Far from heaven, as congressmen and senators serve special interests for self-aggrandizement, cash and political survival, as corporate technology is steeped in an ever-growing surveillance culture so as to ultimately control us, as the news media panders to agenda and become lapdogs instead of watchdogs, the building blocks of our civilization are crumbling. Every day it becomes evermore easy to say, “Who cares about anyone else? I have to look out for myself.”
In this week’s Torah reading, Vayera, we read about the destruction of Sodom and Gomorrah, societies where people cared only for themselves and were heartless and callous towards others. Being charitable was a crime. Their profound egotism and lust for easy gratification led, as it always will, to self-destruction. As the Talmud says, “He who is affected by a voracious hunger finally eats his own flesh.” Yes, man is made of earth which is the most selfish of creations as it is surrounded by a gravitational field that pulls everything toward itself. Yet even the earth is not so selfish that it begrudges the flower and the tree to grow upward and the seedlings to sprout. In the final analysis, the earth gives much more than it takes. Do we?

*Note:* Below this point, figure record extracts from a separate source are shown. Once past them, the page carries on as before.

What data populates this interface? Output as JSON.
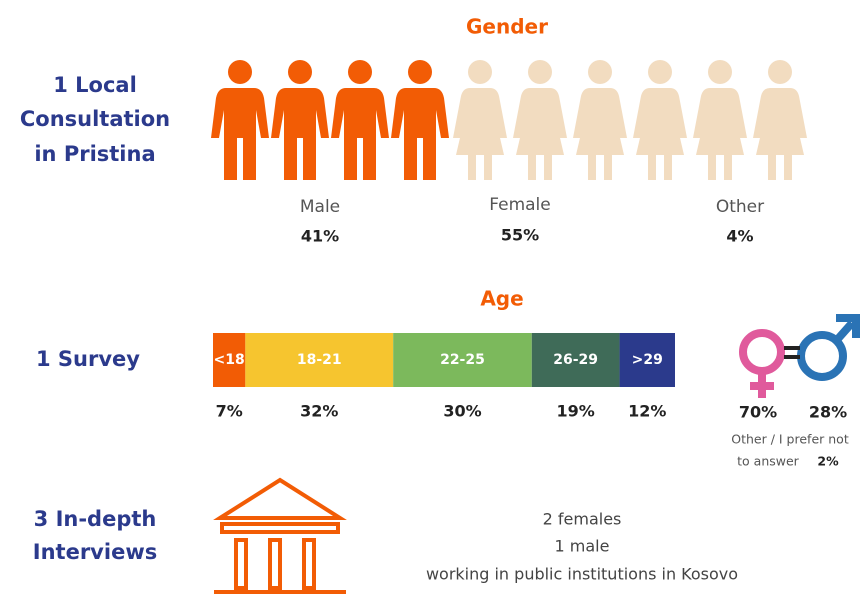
{
  "gender": {
    "title": "Gender",
    "row_label": [
      "1 Local",
      "Consultation",
      "in Pristina"
    ],
    "items": [
      {
        "label": "Male",
        "value_label": "41%"
      },
      {
        "label": "Female",
        "value_label": "55%"
      },
      {
        "label": "Other",
        "value_label": "4%"
      }
    ]
  },
  "age": {
    "title": "Age",
    "row_label": "1 Survey",
    "segments": [
      {
        "label": "<18",
        "value": 7,
        "value_label": "7%",
        "color": "#f25c05"
      },
      {
        "label": "18-21",
        "value": 32,
        "value_label": "32%",
        "color": "#f6c52f"
      },
      {
        "label": "22-25",
        "value": 30,
        "value_label": "30%",
        "color": "#7cb95c"
      },
      {
        "label": "26-29",
        "value": 19,
        "value_label": "19%",
        "color": "#3f6b58"
      },
      {
        "label": ">29",
        "value": 12,
        "value_label": "12%",
        "color": "#2b3a8c"
      }
    ]
  },
  "survey_sex": {
    "female": "70%",
    "male": "28%",
    "note": [
      "Other / I prefer not",
      "to answer"
    ],
    "note_value": "2%"
  },
  "interviews": {
    "row_label": [
      "3 In-depth",
      "Interviews"
    ],
    "lines": [
      "2 females",
      "1 male",
      "working in public institutions in Kosovo"
    ]
  }
}
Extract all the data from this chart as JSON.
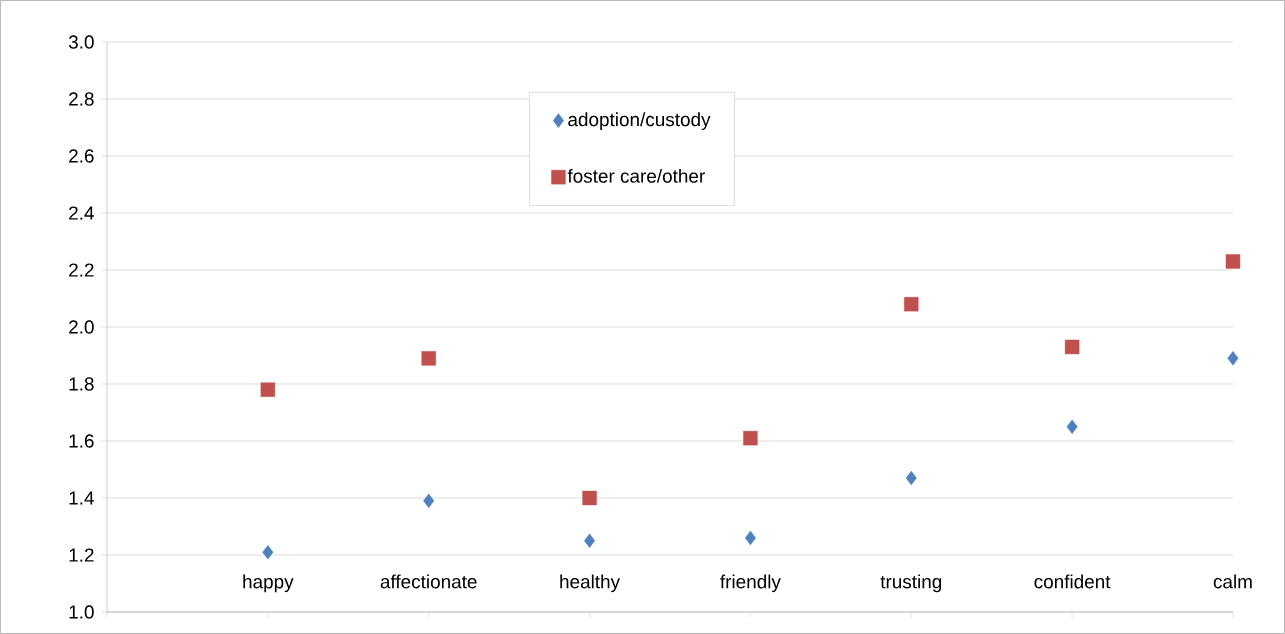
{
  "chart_data": {
    "type": "scatter",
    "categories": [
      null,
      "happy",
      "affectionate",
      "healthy",
      "friendly",
      "trusting",
      "confident",
      "calm"
    ],
    "series": [
      {
        "name": "adoption/custody",
        "color": "#4f81bd",
        "marker": "diamond",
        "values": [
          null,
          1.21,
          1.39,
          1.25,
          1.26,
          1.47,
          1.65,
          1.89
        ]
      },
      {
        "name": "foster care/other",
        "color": "#c0504d",
        "marker": "square",
        "values": [
          null,
          1.78,
          1.89,
          1.4,
          1.61,
          2.08,
          1.93,
          2.23
        ]
      }
    ],
    "ylim": [
      1.0,
      3.0
    ],
    "yticks": [
      {
        "value": 1.0,
        "label": "1.0"
      },
      1.2,
      1.4,
      1.6,
      1.8,
      {
        "value": 2.0,
        "label": "2.0"
      },
      2.2,
      2.4,
      2.6,
      2.8,
      {
        "value": 3.0,
        "label": "3.0"
      }
    ],
    "grid": "y",
    "legend": "top"
  }
}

In the center of the biblical account of Sodom and Gomorrah stands the Patriarch Abraham, who asks God to spare the city if even fifty righteous people could be found. God said he would. Abraham slowly tweaks the number down to ten in case fifty could not be found. God consents. Not even ten could be found. But we learn here not only about the failings of Sodom and Gomorrah, but also about Abraham’s, and Noah’s too. When God told Noah he was going to destroy humanity, Noah didn’t say a peep, he just built an Ark. When God told Abraham he would destroy Sodom and Gomorrah, Abraham’s best was to suggest that God should spare the righteous. But, when God told Moses that he was going to wipe out Israel because of the sin of the Golden Calf, Moses said, “Please forgive their sin—but if not, then blot me out of the book you have written.”
It is said that in the Messianic Age everyone will be beset by intractable problems. As today’s crises escalate personally and globally, we too cannot merely ask, “Will it be okay for me?” We are our brother’s keepers. Like those in the allegory, we too each have a long spoon in our hand with which we can “serve” another and the other can serve us. On our own initiative let’s grow “longer arms” to give each other a helping hand and not contrastingly to pickpocket each other of our dignity and humanity by our mere self-absorption. If only ten righteous people could have been found, Sodom and Gomorrah would not have been destroyed. The question to ourselves is, “Would we count among them?”